Unsurprisingly, Foucault’s 1964 lecture starts out on the fundamental duality of space and time, relating at time “anxiety of our era” to the overwhelming concern for space. The monumental could be seen as either confirming or countering this view: denying it as it expresses an urgent preocupation with time, and confirming it in it’s expression of this concern in terms of space.


Renato Nicolodi - Atrium I

...

"Looking back at the ruins of the twentieth century, we see more paradoxical mergers: between suprahuman state models and human practices, between individual aspirations and collective pressure, between ascending dreams and down-to-earth everyday survivals."

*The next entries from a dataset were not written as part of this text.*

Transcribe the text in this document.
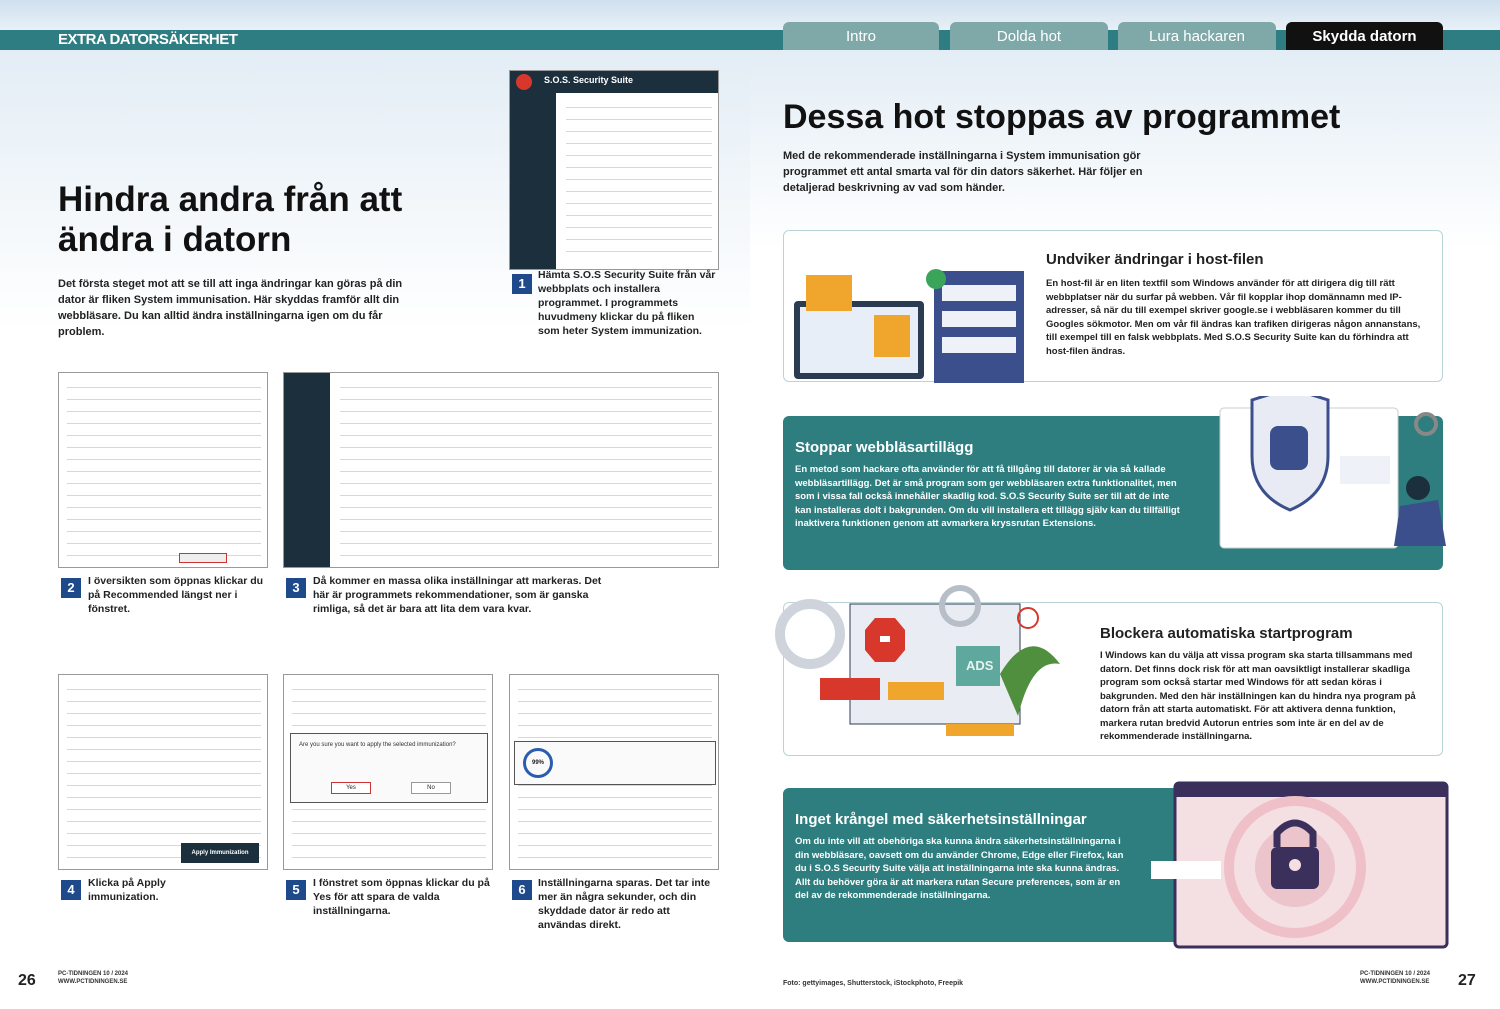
EXTRA DATORSÄKERHET	Intro	Dolda hot	Lura hackaren	Skydda datorn
Hindra andra från att ändra i datorn
Det första steget mot att se till att inga ändringar kan göras på din dator är fliken System immunisation. Här skyddas framför allt din webbläsare. Du kan alltid ändra inställningarna igen om du får problem.
S.O.S. Security Suite
1
Hämta S.O.S Security Suite från vår webbplats och installera programmet. I programmets huvudmeny klickar du på fliken som heter System immunization.
2	I översikten som öppnas klickar du på Recommended längst ner i fönstret.
3	Då kommer en massa olika inställningar att markeras. Det här är programmets rekommendationer, som är ganska rimliga, så det är bara att lita dem vara kvar.
Apply Immunization
4	Klicka på Apply immunization.
Are you sure you want to apply the selected immunization?
Yes	No
5	I fönstret som öppnas klickar du på Yes för att spara de valda inställningarna.
99%
6	Inställningarna sparas. Det tar inte mer än några sekunder, och din skyddade dator är redo att användas direkt.
26	PC-TIDNINGEN 10 / 2024
WWW.PCTIDNINGEN.SE
Dessa hot stoppas av programmet
Med de rekommenderade inställningarna i System immunisation gör programmet ett antal smarta val för din dators säkerhet. Här följer en detaljerad beskrivning av vad som händer.
Undviker ändringar i host-filen
En host-fil är en liten textfil som Windows använder för att dirigera dig till rätt webbplatser när du surfar på webben. Vår fil kopplar ihop domännamn med IP-adresser, så när du till exempel skriver google.se i webbläsaren kommer du till Googles sökmotor. Men om vår fil ändras kan trafiken dirigeras någon annanstans, till exempel till en falsk webbplats. Med S.O.S Security Suite kan du förhindra att host-filen ändras.
Stoppar webbläsartillägg
En metod som hackare ofta använder för att få tillgång till datorer är via så kallade webbläsartillägg. Det är små program som ger webbläsaren extra funktionalitet, men som i vissa fall också innehåller skadlig kod. S.O.S Security Suite ser till att de inte kan installeras dolt i bakgrunden. Om du vill installera ett tillägg själv kan du tillfälligt inaktivera funktionen genom att avmarkera kryssrutan Extensions.
Blockera automatiska startprogram
I Windows kan du välja att vissa program ska starta tillsammans med datorn. Det finns dock risk för att man oavsiktligt installerar skadliga program som också startar med Windows för att sedan köras i bakgrunden. Med den här inställningen kan du hindra nya program på datorn från att starta automatiskt. För att aktivera denna funktion, markera rutan bredvid Autorun entries som inte är en del av de rekommenderade inställningarna.
ADS
Inget krångel med säkerhetsinställningar
Om du inte vill att obehöriga ska kunna ändra säkerhetsinställningarna i din webbläsare, oavsett om du använder Chrome, Edge eller Firefox, kan du i S.O.S Security Suite välja att inställningarna inte ska kunna ändras. Allt du behöver göra är att markera rutan Secure preferences, som är en del av de rekommenderade inställningarna.
Foto: gettyimages, Shutterstock, iStockphoto, Freepik
PC-TIDNINGEN 10 / 2024
WWW.PCTIDNINGEN.SE 27
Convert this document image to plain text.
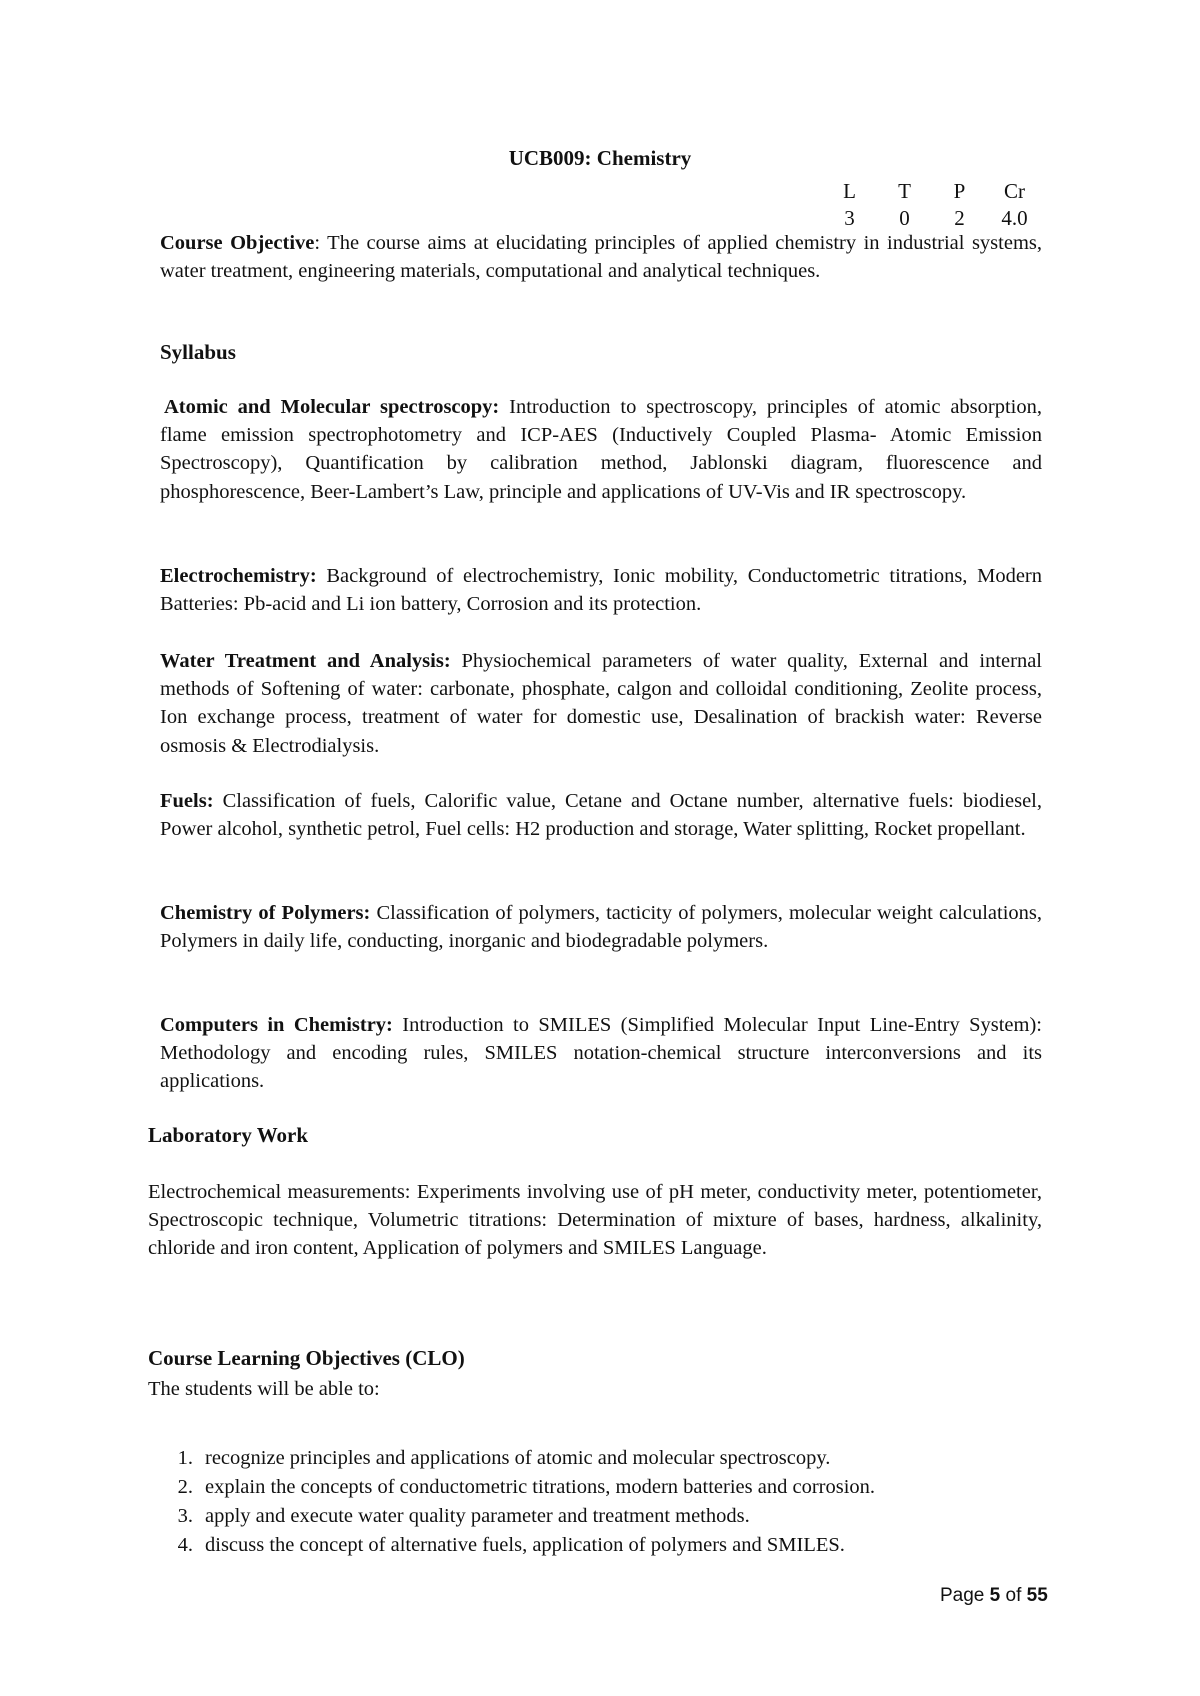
UCB009: Chemistry
L	T	P	Cr
3	0	2	4.0
Course Objective: The course aims at elucidating principles of applied chemistry in industrial systems, water treatment, engineering materials, computational and analytical techniques.
Syllabus
Atomic and Molecular spectroscopy: Introduction to spectroscopy, principles of atomic absorption, flame emission spectrophotometry and ICP-AES (Inductively Coupled Plasma- Atomic Emission Spectroscopy), Quantification by calibration method, Jablonski diagram, fluorescence and phosphorescence, Beer-Lambert’s Law, principle and applications of UV-Vis and IR spectroscopy.
Electrochemistry: Background of electrochemistry, Ionic mobility, Conductometric titrations, Modern Batteries: Pb-acid and Li ion battery, Corrosion and its protection.
Water Treatment and Analysis: Physiochemical parameters of water quality, External and internal methods of Softening of water: carbonate, phosphate, calgon and colloidal conditioning, Zeolite process, Ion exchange process, treatment of water for domestic use, Desalination of brackish water: Reverse osmosis & Electrodialysis.
Fuels: Classification of fuels, Calorific value, Cetane and Octane number, alternative fuels: biodiesel, Power alcohol, synthetic petrol, Fuel cells: H2 production and storage, Water splitting, Rocket propellant.
Chemistry of Polymers: Classification of polymers, tacticity of polymers, molecular weight calculations, Polymers in daily life, conducting, inorganic and biodegradable polymers.
Computers in Chemistry: Introduction to SMILES (Simplified Molecular Input Line-Entry System): Methodology and encoding rules, SMILES notation-chemical structure interconversions and its applications.
Laboratory Work
Electrochemical measurements: Experiments involving use of pH meter, conductivity meter, potentiometer, Spectroscopic technique, Volumetric titrations: Determination of mixture of bases, hardness, alkalinity, chloride and iron content, Application of polymers and SMILES Language.
Course Learning Objectives (CLO)
The students will be able to:
1. recognize principles and applications of atomic and molecular spectroscopy.
2. explain the concepts of conductometric titrations, modern batteries and corrosion.
3. apply and execute water quality parameter and treatment methods.
4. discuss the concept of alternative fuels, application of polymers and SMILES.
Page 5 of 55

Svetlana Boym, Tatlin, or, Ruinophilia, 2007



Renato Nicolodi - Personal Museum II

The scale of Nicolodi's art works certainly participates of displacing them definitely from the space of the collective into the space of the individual: the ritual value is withdrawn and from an environment, the monument becomes an object, if not a tool. Whereas the environment in the ritual is meant t to manifest the limits, the duty or tradition, the tool itself is empowering, it is the conductor of action, and of symbolic action, by which the participant can interact with the tradition by either perpetuating it or transgressing it. 

Renato Nicolodi - Personal Museum II

This shift in the balance of power might transform the ritual from an oppressive method of enforcing the statu quo into an individualistic self assertion, making him into if maybe not a Demiurge in the sense of Boris Groys, at least a entity on the level of collective or impersonal ones, and his own decision as national interest.